The first execution of soldiers of the Polish underground took place on 15 November 1944. Three soldiers of the Home Army (AK – https://dignitynews.eu/pl/armia-krajowa-ak-byla-fenomenem-w-okupowanej-przez-niemcow-europie/ ) Stanisław Siwiec, Tadeusz Gadzała and Franciszek Benesz were executed there.
Siwiec was born on 9 May 1913 in Wąwolnica and graduated from a secondary school in Puławy. Before the outbreak of World War II, he studied law at the Catholic University of Lublin. During the German occupation, he was a soldier of the Home Army (AK), and the head of a cell which published underground press and publications. He was arrested by the communists on 9 October 1944. They accused him of being a member of the Home Army, possessing materials calling for the overthrow of the PKWN and harming Poland’s alliance with the Soviet Union. He underwent a brutal investigation, and the UB also detained his wife, who was at an advanced stage of pregnancy.
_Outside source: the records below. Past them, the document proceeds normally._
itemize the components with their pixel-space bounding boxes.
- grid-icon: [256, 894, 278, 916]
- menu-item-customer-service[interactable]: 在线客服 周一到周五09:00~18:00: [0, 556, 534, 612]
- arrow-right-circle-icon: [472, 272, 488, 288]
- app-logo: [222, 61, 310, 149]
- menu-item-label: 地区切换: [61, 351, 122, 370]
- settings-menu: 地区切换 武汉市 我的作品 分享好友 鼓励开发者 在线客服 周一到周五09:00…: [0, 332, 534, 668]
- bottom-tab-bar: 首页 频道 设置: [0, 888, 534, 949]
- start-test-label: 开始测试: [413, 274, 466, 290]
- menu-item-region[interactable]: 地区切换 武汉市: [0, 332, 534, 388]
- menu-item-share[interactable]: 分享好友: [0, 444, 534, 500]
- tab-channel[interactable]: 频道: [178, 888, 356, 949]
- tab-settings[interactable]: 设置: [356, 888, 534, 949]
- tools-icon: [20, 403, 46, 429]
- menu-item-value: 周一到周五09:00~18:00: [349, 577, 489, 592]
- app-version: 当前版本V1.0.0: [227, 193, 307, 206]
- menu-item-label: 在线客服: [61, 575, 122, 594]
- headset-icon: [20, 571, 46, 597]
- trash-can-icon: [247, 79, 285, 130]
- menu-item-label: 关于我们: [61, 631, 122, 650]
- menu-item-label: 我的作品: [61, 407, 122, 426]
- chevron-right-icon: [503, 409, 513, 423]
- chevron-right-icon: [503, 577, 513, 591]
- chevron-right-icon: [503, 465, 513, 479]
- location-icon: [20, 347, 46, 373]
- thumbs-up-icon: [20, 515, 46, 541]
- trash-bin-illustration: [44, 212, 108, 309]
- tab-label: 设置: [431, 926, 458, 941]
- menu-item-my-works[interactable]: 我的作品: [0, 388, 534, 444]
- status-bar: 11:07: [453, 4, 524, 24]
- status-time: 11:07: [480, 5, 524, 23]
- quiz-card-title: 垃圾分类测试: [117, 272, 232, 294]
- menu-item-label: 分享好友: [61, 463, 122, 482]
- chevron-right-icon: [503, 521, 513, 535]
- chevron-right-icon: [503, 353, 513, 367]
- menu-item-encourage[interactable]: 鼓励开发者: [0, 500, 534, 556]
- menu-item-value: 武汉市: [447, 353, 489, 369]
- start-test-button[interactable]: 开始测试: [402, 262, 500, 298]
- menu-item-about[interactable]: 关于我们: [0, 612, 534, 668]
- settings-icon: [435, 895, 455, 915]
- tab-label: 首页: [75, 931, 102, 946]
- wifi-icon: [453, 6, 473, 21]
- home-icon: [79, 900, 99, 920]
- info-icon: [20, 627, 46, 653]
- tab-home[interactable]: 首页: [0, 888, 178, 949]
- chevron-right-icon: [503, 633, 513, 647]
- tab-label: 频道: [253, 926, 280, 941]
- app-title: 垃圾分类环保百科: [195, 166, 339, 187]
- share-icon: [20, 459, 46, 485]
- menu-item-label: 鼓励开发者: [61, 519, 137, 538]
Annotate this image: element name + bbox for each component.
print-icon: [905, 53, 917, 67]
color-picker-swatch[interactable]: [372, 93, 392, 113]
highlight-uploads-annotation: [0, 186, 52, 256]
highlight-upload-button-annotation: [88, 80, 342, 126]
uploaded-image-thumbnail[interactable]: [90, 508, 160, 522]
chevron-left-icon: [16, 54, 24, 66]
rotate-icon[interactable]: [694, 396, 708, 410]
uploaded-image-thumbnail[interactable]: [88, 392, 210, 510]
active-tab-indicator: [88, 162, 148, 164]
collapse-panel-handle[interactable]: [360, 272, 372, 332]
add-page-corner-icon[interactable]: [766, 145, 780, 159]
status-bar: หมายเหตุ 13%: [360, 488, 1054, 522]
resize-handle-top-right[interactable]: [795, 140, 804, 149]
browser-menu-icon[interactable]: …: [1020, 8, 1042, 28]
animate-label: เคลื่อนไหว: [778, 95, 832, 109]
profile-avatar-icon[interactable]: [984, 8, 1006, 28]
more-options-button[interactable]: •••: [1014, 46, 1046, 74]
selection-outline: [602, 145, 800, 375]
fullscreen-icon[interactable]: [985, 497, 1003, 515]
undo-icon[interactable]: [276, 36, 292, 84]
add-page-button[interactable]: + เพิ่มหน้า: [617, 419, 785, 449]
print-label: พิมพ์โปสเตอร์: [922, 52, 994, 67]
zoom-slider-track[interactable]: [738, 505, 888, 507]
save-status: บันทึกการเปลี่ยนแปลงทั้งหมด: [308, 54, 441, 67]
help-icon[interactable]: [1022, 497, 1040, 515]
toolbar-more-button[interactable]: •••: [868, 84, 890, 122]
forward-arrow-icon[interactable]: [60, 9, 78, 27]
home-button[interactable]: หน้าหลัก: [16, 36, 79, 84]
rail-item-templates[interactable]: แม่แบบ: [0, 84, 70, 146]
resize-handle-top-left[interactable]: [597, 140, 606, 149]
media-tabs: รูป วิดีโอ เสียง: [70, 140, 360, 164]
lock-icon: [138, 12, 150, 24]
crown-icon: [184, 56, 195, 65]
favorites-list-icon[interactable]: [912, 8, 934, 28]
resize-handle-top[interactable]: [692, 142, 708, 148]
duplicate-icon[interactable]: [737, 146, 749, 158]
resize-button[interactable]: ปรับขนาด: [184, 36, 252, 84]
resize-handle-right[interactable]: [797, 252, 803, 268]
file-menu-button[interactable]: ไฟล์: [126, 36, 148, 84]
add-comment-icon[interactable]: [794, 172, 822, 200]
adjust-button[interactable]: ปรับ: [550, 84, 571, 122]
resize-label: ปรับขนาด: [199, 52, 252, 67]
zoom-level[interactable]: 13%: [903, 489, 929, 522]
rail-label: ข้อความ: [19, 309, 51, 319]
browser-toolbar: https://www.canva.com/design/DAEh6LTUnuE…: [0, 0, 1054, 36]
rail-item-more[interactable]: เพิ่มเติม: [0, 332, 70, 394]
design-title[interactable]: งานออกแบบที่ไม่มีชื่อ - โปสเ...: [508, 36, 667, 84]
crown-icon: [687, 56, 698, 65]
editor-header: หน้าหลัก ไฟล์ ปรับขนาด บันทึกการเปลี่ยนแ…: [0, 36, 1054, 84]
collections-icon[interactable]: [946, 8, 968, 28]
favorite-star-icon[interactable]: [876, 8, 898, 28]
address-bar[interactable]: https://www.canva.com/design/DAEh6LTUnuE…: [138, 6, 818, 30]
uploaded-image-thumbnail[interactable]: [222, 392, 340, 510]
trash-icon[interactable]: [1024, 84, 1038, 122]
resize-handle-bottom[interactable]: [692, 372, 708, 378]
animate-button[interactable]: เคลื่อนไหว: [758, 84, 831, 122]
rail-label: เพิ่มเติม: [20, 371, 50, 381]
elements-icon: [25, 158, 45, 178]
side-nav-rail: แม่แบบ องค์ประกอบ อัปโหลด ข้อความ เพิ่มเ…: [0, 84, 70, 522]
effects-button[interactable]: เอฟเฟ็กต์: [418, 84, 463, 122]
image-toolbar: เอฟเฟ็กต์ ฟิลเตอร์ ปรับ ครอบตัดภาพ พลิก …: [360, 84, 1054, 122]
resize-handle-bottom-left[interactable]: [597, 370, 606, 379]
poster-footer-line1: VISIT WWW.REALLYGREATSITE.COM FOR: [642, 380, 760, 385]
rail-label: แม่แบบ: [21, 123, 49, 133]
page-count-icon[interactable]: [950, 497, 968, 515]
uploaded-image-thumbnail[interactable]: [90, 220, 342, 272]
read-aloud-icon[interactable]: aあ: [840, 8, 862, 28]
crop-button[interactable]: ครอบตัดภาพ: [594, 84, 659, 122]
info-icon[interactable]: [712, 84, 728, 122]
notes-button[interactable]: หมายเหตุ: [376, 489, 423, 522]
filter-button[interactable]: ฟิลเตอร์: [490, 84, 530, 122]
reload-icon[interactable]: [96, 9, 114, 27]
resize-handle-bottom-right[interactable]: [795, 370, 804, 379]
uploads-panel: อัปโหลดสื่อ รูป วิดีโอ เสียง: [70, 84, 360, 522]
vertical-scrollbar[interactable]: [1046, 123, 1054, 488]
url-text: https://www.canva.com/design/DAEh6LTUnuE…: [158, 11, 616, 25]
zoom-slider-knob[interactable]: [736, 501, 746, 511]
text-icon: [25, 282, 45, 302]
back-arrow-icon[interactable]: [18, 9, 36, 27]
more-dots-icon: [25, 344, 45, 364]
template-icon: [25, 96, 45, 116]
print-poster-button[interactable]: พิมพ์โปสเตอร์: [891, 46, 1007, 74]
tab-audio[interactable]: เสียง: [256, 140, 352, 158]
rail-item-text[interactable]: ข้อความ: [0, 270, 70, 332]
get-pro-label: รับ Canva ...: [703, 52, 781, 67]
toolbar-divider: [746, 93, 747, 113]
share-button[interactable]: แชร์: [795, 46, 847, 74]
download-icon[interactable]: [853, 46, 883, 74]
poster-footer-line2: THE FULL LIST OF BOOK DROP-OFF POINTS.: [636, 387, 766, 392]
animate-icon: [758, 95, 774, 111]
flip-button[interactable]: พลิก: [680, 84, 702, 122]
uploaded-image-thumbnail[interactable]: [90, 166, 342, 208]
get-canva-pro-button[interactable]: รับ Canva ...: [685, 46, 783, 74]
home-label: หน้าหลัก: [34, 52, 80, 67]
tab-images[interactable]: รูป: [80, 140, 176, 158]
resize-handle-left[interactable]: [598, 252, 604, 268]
He was sentenced to death; a few hours before his execution, he managed to write a secret message which was brought out by a confessing priest. In it, he wrote:
“My Sweet Wife and you, Dearest of the Best Mothers! My Lovely Mother – do not despair! God willed it! Love demands a sacrifice! I die for what man most deeply loves – for justice, goodness and beauty in the world”.